His idea was to authorize “the induction of persons in the uniformed services during wartime to meet end-strength requirements of the uniformed services, and for other purposes.”

Rangel’s plan specified that “national service” means “military service or service in a civilian capacity that, as determined by the president, promotes national defense, including national or community service and service related to homeland security.”

“It is the obligation of every citizen of the United States, and every other person residing in the United States, who is between the ages 18 and 42 to perform a period of national service as prescribed in this title,” it specified.

It would require that the president provide “for the induction” of people to the service corps.

“Except as otherwise provided in this section, the period of national service performed by a person under this title shall be two years,” Rangel wrote.

Conscientious objectors would be ordered “to perform national civilian service … as the president may prescribe.”

WND also reported earlier when Obama signed into law the “GIVE Act,” H.R. 1388, which massively expands the National Service Corporation and allocates to it billions of dollars.

Officials said at that time the law would allow for the “managing” of up to 8 or 9 million people.

That bill included a “National Service Reserve Corps” whose members have completed a “term of national service,” “training” and “not less than 10 hours of volunteering each year.”

Joseph Farah, founder and editor of WND, used his daily column when the issue originally arose to alert Americans of the plans.
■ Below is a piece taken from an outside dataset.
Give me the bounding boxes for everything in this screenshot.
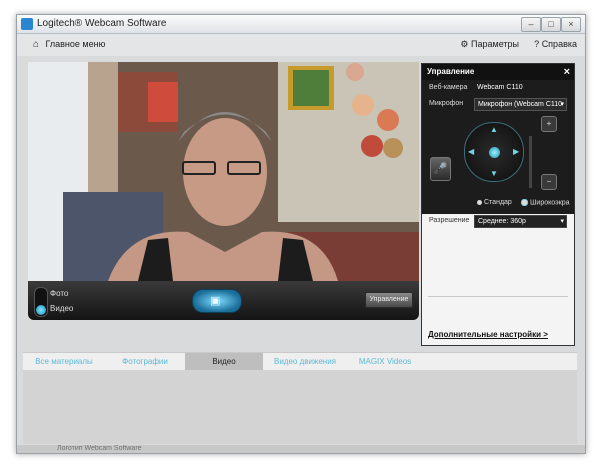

He then elevated the issue with a call to all reporters to start asking questions.

“If we’re going to create some kind of national police force as big, powerful and well-funded as our combined U.S. military forces, isn’t this rather a big deal?” Farah wrote. “I thought Democrats generally believed the U.S. spent too much on the military. How is it possible their candidate [at the time] is seeking to create some kind of massive but secret national police force that will be even bigger than the Army, Navy, Marines and Air Force put together?

“Is Obama serious about creating some kind of domestic security force bigger and more expensive than that? If not, why did he say it? What did he mean?” Farah wrote.